Re: database design question

From: Steve Kass <skass_at_drew.edu>
Date: Mon, 30 Dec 2002 01:09:10 -0500
Message-ID: <auonqh$88g$1_at_slb3.atl.mindspring.net>


Dan,

  I don't know anything about mySQL, but it doesn't seem to me that it's worth the time to develop a multilingual application on a platform that doesn't support the international Unicode standard,

  An application like SQL Server, for example, allows you either to store Unicode values in a column of type national character varying under a single collation, or to store the Unicode values with language-specific collations for each value in a column of type sql_variant.

  I don't quite see where the issue of collations is likely to be important for the application you've described, so it should be sufficient to simply store Unicode values, and let the front-end application apply a particular character set to the results so that, for example, the Chinese labels are displayed in traditional characters for users in Hong Kong, and in simplified characters for users in Beijing. There is no overlap in Unicode between characters in different languages, and no difficulty storing information in all the world's languages unambiguously in a single column, as far as I know.

  A quick web search suggests that it is possible to handle multilingual data in mySQL, however, judging from quotes like this (about mySQL):

"I made some experiments with this with good success. I created a database containing some Latin characters, some Cyrillic ones even some Arabic, Indian and a Chinese characters and stored them into simple
text fields.

"Then finally I had a simple JSP software running under Tomcat 4.0X that showed these characters correctly in case the fonts were installed in the
client browser."

  Insofar as this is an implementation question more than a design question, you might see if you can get any advice from mySQL users.

Steve Kass
Drew University

danjourno wrote:

>thank you for that..
>
>you have answered alot of my questions regarding possible bad practices in
>implementing the second option.
>the only problem with the first option is that mysql (btw I am using mysql)
>does not support different character sets within the same column.
>for example, if I have a label in english and another label in chinese for
>that same phrase, then I will be trying to put two labels of different
>character sets in the one collumn.

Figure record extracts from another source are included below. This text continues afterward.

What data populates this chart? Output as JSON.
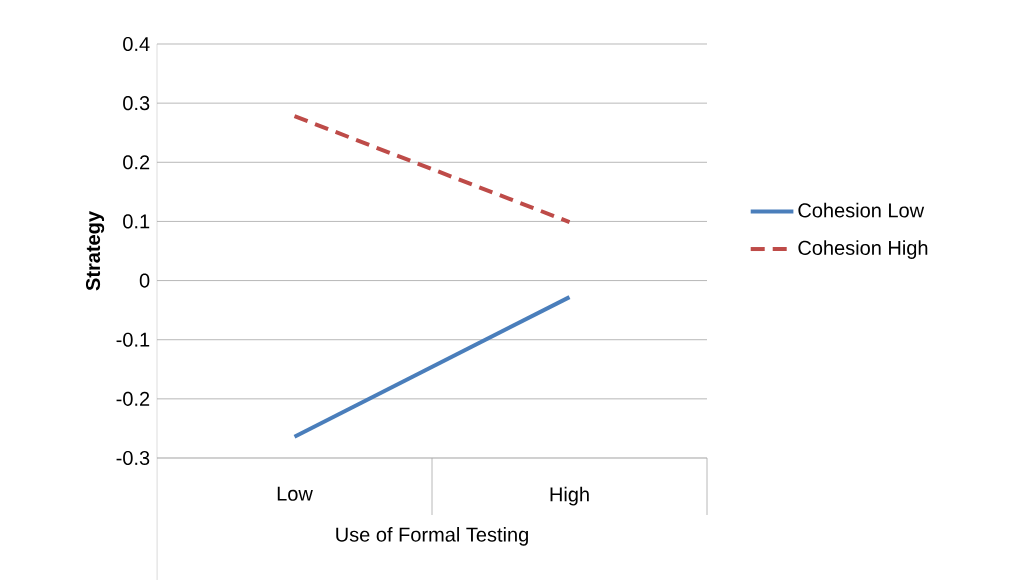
{
  "chart_data": {
    "type": "line",
    "xlabel": "Use of Formal Testing",
    "ylabel": "Strategy",
    "categories": [
      "Low",
      "High"
    ],
    "series": [
      {
        "name": "Cohesion Low",
        "color": "#4a7ebb",
        "values": [
          -0.264,
          -0.028
        ],
        "line_style": "solid"
      },
      {
        "name": "Cohesion High",
        "color": "#be4b48",
        "values": [
          0.278,
          0.099
        ],
        "line_style": "dashed"
      }
    ],
    "ylim": [
      -0.3,
      0.4
    ],
    "yticks": [
      -0.3,
      -0.2,
      -0.1,
      0,
      0.1,
      0.2,
      0.3,
      0.4
    ],
    "grid": "y",
    "legend": "right",
    "marker": "none"
  }
}
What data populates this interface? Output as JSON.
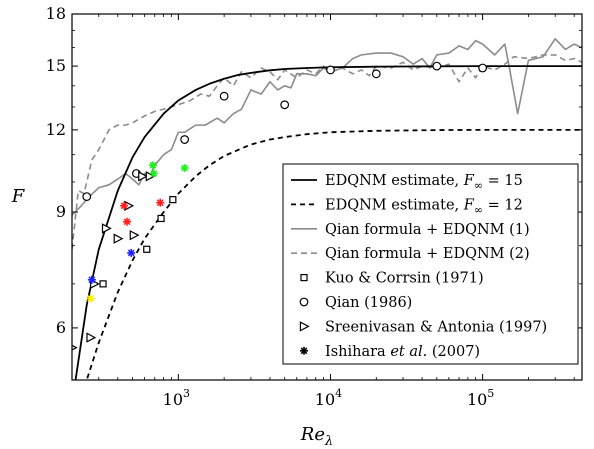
{
  "chart_data": {
    "type": "line",
    "xlabel": "Re",
    "xlabel_sub": "λ",
    "ylabel": "F",
    "x_scale": "log",
    "y_scale": "log",
    "xlim": [
      200,
      450000
    ],
    "ylim": [
      5,
      18
    ],
    "yticks": [
      6,
      9,
      12,
      15,
      18
    ],
    "xticks": [
      1000,
      10000,
      100000
    ],
    "xtick_labels": [
      {
        "base": "10",
        "exp": "3"
      },
      {
        "base": "10",
        "exp": "4"
      },
      {
        "base": "10",
        "exp": "5"
      }
    ],
    "grid": false,
    "legend_position": "right-center",
    "legend": [
      {
        "key": "edqnm15",
        "pre": "EDQNM estimate, ",
        "math": "F",
        "sub": "∞",
        "post": " = 15"
      },
      {
        "key": "edqnm12",
        "pre": "EDQNM estimate, ",
        "math": "F",
        "sub": "∞",
        "post": " = 12"
      },
      {
        "key": "qian1",
        "pre": "Qian formula + EDQNM (1)"
      },
      {
        "key": "qian2",
        "pre": "Qian formula + EDQNM (2)"
      },
      {
        "key": "kuo",
        "pre": "Kuo & Corrsin (1971)"
      },
      {
        "key": "qian",
        "pre": "Qian (1986)"
      },
      {
        "key": "sreeni",
        "pre": "Sreenivasan & Antonia (1997)"
      },
      {
        "key": "ishihara",
        "pre": "Ishihara ",
        "italic": "et al.",
        "post": " (2007)"
      }
    ],
    "series": [
      {
        "key": "edqnm15",
        "style": "solid",
        "color": "#000000",
        "f_inf": 15,
        "x": [
          200,
          250,
          300,
          400,
          500,
          600,
          800,
          1000,
          1300,
          1600,
          2000,
          2500,
          3000,
          4000,
          5000,
          7000,
          10000,
          20000,
          50000,
          100000,
          450000
        ],
        "y": [
          4.6,
          6.5,
          7.9,
          9.7,
          10.9,
          11.7,
          12.7,
          13.3,
          13.8,
          14.1,
          14.35,
          14.55,
          14.65,
          14.78,
          14.85,
          14.9,
          14.94,
          14.97,
          14.99,
          15.0,
          15.0
        ]
      },
      {
        "key": "edqnm12",
        "style": "dashed",
        "color": "#000000",
        "f_inf": 12,
        "x": [
          220,
          250,
          300,
          400,
          500,
          600,
          800,
          1000,
          1300,
          1600,
          2000,
          2500,
          3000,
          4000,
          5000,
          7000,
          10000,
          20000,
          50000,
          100000,
          450000
        ],
        "y": [
          4.6,
          5.0,
          5.7,
          6.8,
          7.6,
          8.2,
          9.0,
          9.6,
          10.2,
          10.6,
          10.95,
          11.2,
          11.4,
          11.6,
          11.7,
          11.82,
          11.9,
          11.96,
          11.99,
          12.0,
          12.0
        ]
      },
      {
        "key": "qian1",
        "style": "solid",
        "color": "#8c8c8c",
        "x": [
          200,
          230,
          260,
          300,
          350,
          400,
          450,
          500,
          550,
          600,
          650,
          700,
          800,
          900,
          1000,
          1100,
          1300,
          1500,
          1800,
          2000,
          2300,
          2600,
          3000,
          3500,
          4000,
          4500,
          5000,
          5500,
          6000,
          7000,
          8000,
          9000,
          10000,
          12000,
          14000,
          16000,
          20000,
          25000,
          30000,
          35000,
          40000,
          45000,
          50000,
          60000,
          70000,
          80000,
          90000,
          100000,
          120000,
          140000,
          150000,
          170000,
          200000,
          250000,
          300000,
          350000,
          400000,
          450000
        ],
        "y": [
          8.9,
          9.2,
          9.5,
          9.8,
          9.9,
          10.1,
          10.3,
          10.1,
          9.9,
          10.3,
          10.2,
          10.6,
          11.0,
          11.2,
          11.9,
          11.9,
          12.2,
          12.2,
          12.5,
          12.3,
          12.7,
          12.9,
          13.8,
          13.6,
          14.2,
          13.8,
          14.0,
          13.9,
          14.6,
          14.6,
          14.5,
          14.9,
          14.7,
          14.9,
          15.4,
          15.6,
          15.7,
          15.7,
          15.5,
          15.1,
          15.4,
          14.9,
          15.6,
          15.7,
          16.1,
          15.9,
          16.4,
          16.2,
          15.6,
          16.2,
          14.9,
          12.7,
          15.3,
          15.5,
          16.5,
          15.9,
          16.2,
          16.0
        ],
        "note": "gray solid fluctuating curve"
      },
      {
        "key": "qian2",
        "style": "dashed",
        "color": "#8c8c8c",
        "x": [
          200,
          220,
          240,
          270,
          300,
          350,
          400,
          450,
          500,
          600,
          700,
          800,
          1000,
          1200,
          1400,
          1600,
          1800,
          2000,
          2300,
          2600,
          3000,
          3500,
          4000,
          4500,
          5000,
          6000,
          7000,
          8000,
          9000,
          10000,
          12000,
          14000,
          16000,
          18000,
          20000,
          25000,
          30000,
          35000,
          40000,
          50000,
          60000,
          70000,
          80000,
          90000,
          100000,
          120000,
          140000,
          160000,
          200000,
          250000,
          300000,
          350000,
          400000,
          450000
        ],
        "y": [
          7.9,
          9.7,
          9.6,
          10.8,
          11.2,
          12.0,
          12.2,
          12.2,
          12.3,
          12.6,
          12.8,
          12.9,
          13.1,
          13.3,
          13.6,
          13.5,
          14.0,
          14.4,
          14.0,
          14.7,
          14.4,
          14.9,
          14.7,
          14.3,
          14.8,
          14.4,
          14.8,
          14.6,
          15.0,
          14.7,
          14.9,
          14.6,
          14.8,
          14.5,
          15.0,
          14.9,
          15.2,
          14.8,
          15.0,
          14.9,
          15.1,
          14.2,
          14.9,
          14.4,
          15.0,
          14.8,
          15.1,
          15.5,
          15.4,
          15.6,
          15.6,
          15.3,
          15.4,
          15.2
        ],
        "note": "gray dashed fluctuating curve"
      }
    ],
    "scatter": [
      {
        "key": "kuo",
        "marker": "square",
        "color": "#000000",
        "points": [
          [
            320,
            7.0
          ],
          [
            620,
            7.9
          ],
          [
            770,
            8.8
          ],
          [
            920,
            9.4
          ]
        ]
      },
      {
        "key": "qian",
        "marker": "circle",
        "color": "#000000",
        "points": [
          [
            250,
            9.5
          ],
          [
            530,
            10.3
          ],
          [
            1100,
            11.6
          ],
          [
            2000,
            13.5
          ],
          [
            5000,
            13.1
          ],
          [
            10000,
            14.8
          ],
          [
            20000,
            14.6
          ],
          [
            50000,
            15.0
          ],
          [
            100000,
            14.9
          ]
        ]
      },
      {
        "key": "sreeni",
        "marker": "triangle-right",
        "color": "#000000",
        "points": [
          [
            200,
            5.6
          ],
          [
            265,
            5.8
          ],
          [
            280,
            7.0
          ],
          [
            335,
            8.5
          ],
          [
            400,
            8.2
          ],
          [
            470,
            9.2
          ],
          [
            510,
            8.3
          ],
          [
            580,
            10.2
          ],
          [
            650,
            10.2
          ]
        ]
      },
      {
        "key": "ishihara",
        "marker": "asterisk",
        "color": "mixed",
        "points": [
          {
            "x": 270,
            "y": 7.1,
            "color": "#1f1fff"
          },
          {
            "x": 265,
            "y": 6.65,
            "color": "#ffee00"
          },
          {
            "x": 440,
            "y": 9.2,
            "color": "#ff1f1f"
          },
          {
            "x": 460,
            "y": 8.7,
            "color": "#ff1f1f"
          },
          {
            "x": 490,
            "y": 7.8,
            "color": "#1f1fff"
          },
          {
            "x": 680,
            "y": 10.6,
            "color": "#22ee22"
          },
          {
            "x": 690,
            "y": 10.3,
            "color": "#22ee22"
          },
          {
            "x": 760,
            "y": 9.3,
            "color": "#ff1f1f"
          },
          {
            "x": 1100,
            "y": 10.5,
            "color": "#22ee22"
          }
        ]
      }
    ]
  }
}
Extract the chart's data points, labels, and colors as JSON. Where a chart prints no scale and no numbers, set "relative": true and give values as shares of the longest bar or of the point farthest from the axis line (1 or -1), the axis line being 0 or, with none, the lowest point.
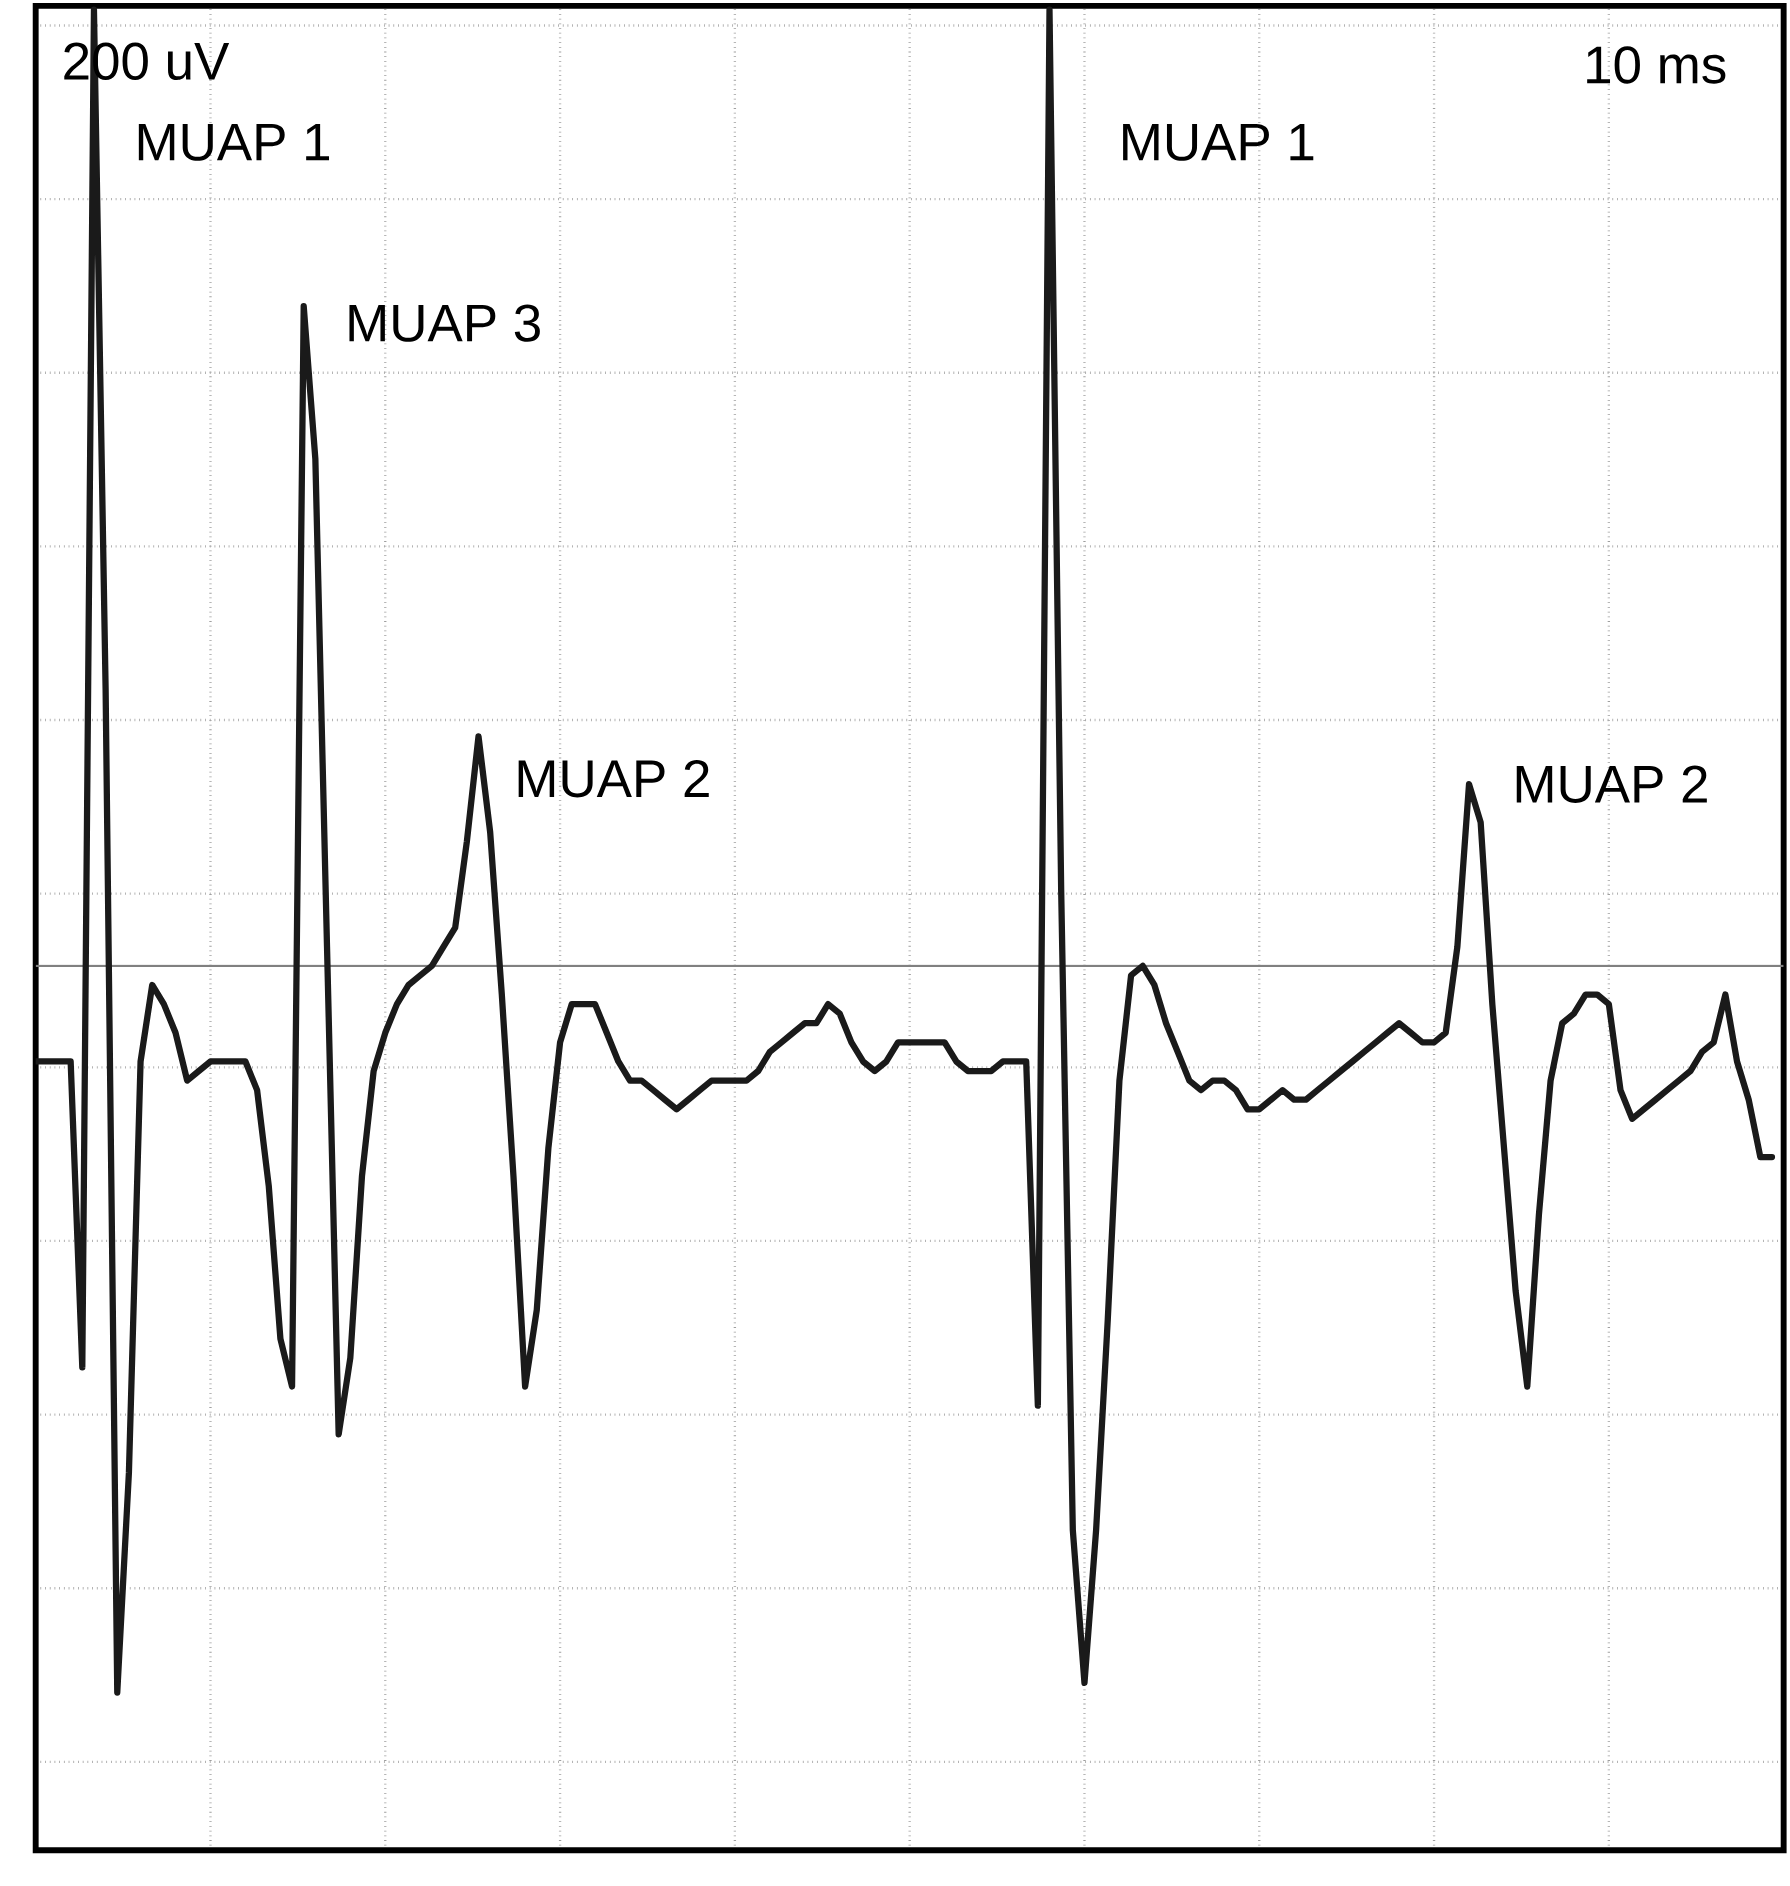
{
  "chart_data": {
    "type": "line",
    "relative": true,
    "grid": true,
    "line_style": "solid",
    "categories": [
      null,
      null,
      null,
      null,
      null,
      null,
      null,
      null,
      null,
      null,
      null,
      null,
      null,
      null,
      null,
      null,
      null,
      null,
      null,
      null,
      null,
      null,
      null,
      null,
      null,
      null,
      null,
      null,
      null,
      null,
      null,
      null,
      null,
      null,
      null,
      null,
      null,
      null,
      null,
      null,
      null,
      null,
      null,
      null,
      null,
      null,
      null,
      null,
      null,
      null,
      null,
      null,
      null,
      null,
      null,
      null,
      null,
      null,
      null,
      null,
      null,
      null,
      null,
      null,
      null,
      null,
      null,
      null,
      null,
      null,
      null,
      null,
      null,
      null,
      null,
      null,
      null,
      null,
      null,
      null,
      null,
      null,
      null,
      null,
      null,
      null,
      null,
      null,
      null,
      null,
      null,
      null,
      null,
      null,
      null,
      null,
      null,
      null,
      null,
      null,
      null,
      null,
      null,
      null,
      null,
      null,
      null,
      null,
      null,
      null,
      null,
      null,
      null,
      null,
      null,
      null,
      null,
      null,
      null,
      null,
      null,
      null,
      null,
      null,
      null,
      null,
      null,
      null,
      null,
      null,
      null,
      null,
      null,
      null,
      null,
      null,
      null,
      null,
      null,
      null,
      null,
      null,
      null,
      null,
      null,
      null,
      null,
      null,
      null,
      null,
      null
    ],
    "series": [
      {
        "color": "#1a1a1a",
        "values": [
          -0.1,
          -0.1,
          -0.1,
          -0.1,
          -0.42,
          1.0,
          0.29,
          -0.76,
          -0.53,
          -0.1,
          -0.02,
          -0.04,
          -0.07,
          -0.12,
          -0.11,
          -0.1,
          -0.1,
          -0.1,
          -0.1,
          -0.13,
          -0.23,
          -0.39,
          -0.44,
          0.69,
          0.53,
          0.02,
          -0.49,
          -0.41,
          -0.22,
          -0.11,
          -0.07,
          -0.04,
          -0.02,
          -0.01,
          0.0,
          0.02,
          0.04,
          0.13,
          0.24,
          0.14,
          -0.03,
          -0.22,
          -0.44,
          -0.36,
          -0.19,
          -0.08,
          -0.04,
          -0.04,
          -0.04,
          -0.07,
          -0.1,
          -0.12,
          -0.12,
          -0.13,
          -0.14,
          -0.15,
          -0.14,
          -0.13,
          -0.12,
          -0.12,
          -0.12,
          -0.12,
          -0.11,
          -0.09,
          -0.08,
          -0.07,
          -0.06,
          -0.06,
          -0.04,
          -0.05,
          -0.08,
          -0.1,
          -0.11,
          -0.1,
          -0.08,
          -0.08,
          -0.08,
          -0.08,
          -0.08,
          -0.1,
          -0.11,
          -0.11,
          -0.11,
          -0.1,
          -0.1,
          -0.1,
          -0.46,
          1.0,
          0.08,
          -0.59,
          -0.75,
          -0.59,
          -0.37,
          -0.12,
          -0.01,
          0.0,
          -0.02,
          -0.06,
          -0.09,
          -0.12,
          -0.13,
          -0.12,
          -0.12,
          -0.13,
          -0.15,
          -0.15,
          -0.14,
          -0.13,
          -0.14,
          -0.14,
          -0.13,
          -0.12,
          -0.11,
          -0.1,
          -0.09,
          -0.08,
          -0.07,
          -0.06,
          -0.07,
          -0.08,
          -0.08,
          -0.07,
          0.02,
          0.19,
          0.15,
          -0.04,
          -0.19,
          -0.34,
          -0.44,
          -0.26,
          -0.12,
          -0.06,
          -0.05,
          -0.03,
          -0.03,
          -0.04,
          -0.13,
          -0.16,
          -0.15,
          -0.14,
          -0.13,
          -0.12,
          -0.11,
          -0.09,
          -0.08,
          -0.03,
          -0.1,
          -0.14,
          -0.2,
          -0.2,
          null
        ]
      }
    ],
    "annotations": [
      "200 uV",
      "10 ms",
      "MUAP 1",
      "MUAP 3",
      "MUAP 2",
      "MUAP 1",
      "MUAP 2"
    ]
  }
}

Mysql does support having a diferent
>charset per column within a table with version 4 but not multiple charsets
>in the one column.
>
>Maybe I should use a simmilar design to the first but add more tables for
>each new language?
>
>thanks
>
>dan
>
>"Steve Kass" <skass_at_drew.edu> wrote in message
>news:auitvc$gdh$1_at_slb0.atl.mindspring.net...
>
>
>>Dan,
>>
>> The first way is the only way to go, in my opinion. If you
>>use the second option, you are no longer storing the label's language
>>in the table; you are storing it instead in the name of the table's
>>
>>
>column.
>
>
>>Data goes in tables; data does not go in column names. That's a
>>pretty fundamental principle of database design, and for good reason.
>>A row should represent a single entity, and the column values should
>>represent attributes of that entity. "oui" is not an attribute of "yes",
>>however "oui" is an attribute of "yes in French", the "how it is written"
>>attribute.
>>
>> You should also never have to add columns to a table except when
>>you come to realize that you must keep track of a new attribute not
>>originally in the design. A new language is not a new attribute - you
>>should only need to add a new column if you do something like expand
>>this to a voice-interactive system and decide to store .wav files for
>>each label so that it can be pronounced, not printed. The .wav file is
>>the "how it sounds" attribute of "yes in French", and would deserve a
>>new column. As you have it now, what would you do if you needed
>>the .wav files? Double the number of columns? Add an entirely new
>>table to store something about "Label" that you already have a table
>>for?
>>
>> I'm not trying to put you down - your question is common, and the
>>second structure you suggest is a nice one for people to look at, but
>>it's not a good table design. Save the second format for human-readable
>>output, to be produced by a report-writing package, and stick with the
>>first design. It will provide many benefits - one for example would be if
>>there is a global constant for a client's language, say _at__at_lang. Then you
>>have the same query for every language:
>>
>> select label from labels
>> where index = 'yes'
>> and language_id= _at__at_lang
>>
>>Otherwise you need to write all new queries for every language.
>>
>>Steve Kass
>>Drew University
>>
>>danjourno wrote:
>>
>>
>>
>>>i am having a problem trying to figure out which way to go with adding
>>>multilingual support to my database.
>>>
>>>I am trying to store labels for multiple languages in my DB so I am
>>>
>>>
>creating
>
>
>>>a table called labels
>>>currently I have a table with three columns. One for an index, one for
>>>
>>>
>the
>
>
>>>actual label, and one that links to a language ID.
>>>all index values are in english
>>>
>>>index | label | language_id
>>>---------------------------------------
>>>yes yes EN
>>>yes oui FR
>>>
>>>primary key(index, language_id)
>>>
>>>
>>>
>>>I am thinking that I should actually change this to add more collumns
>>>
>>>
>rather
>
>
>>>that rows.
>>>like below.
>>>
>>>index | label_eng | label_fr | label_ch |
>>>label_etc.......
>>>-----------------------------------------------------------------------
>>>yes yes oui ????
>>>.......
>>>
>>>and then continue to add more columns as I add more languages.
>>>
>>>==================
>>>
>>>my question is..: is this second option a better option? as far as
>>>
>>>
>database
>
>
>>>design goes, taking into account that the size of these label fields may
>>>come to over 150 chars..?
>>>
>>>BTW I am currently using 3.23 but I understand that version 4 supports
>>>multiple charsets.
>>>this is one of my reasons for thinking of this change
>>>
>>>thanks heaps
>>>
>>>dan
>>>
>>>
>>>
>>>
>>>
>>>
>>>
>>>
>
>
>
>
Received on Mon Dec 30 2002 - 07:09:10 CET

Original text of this message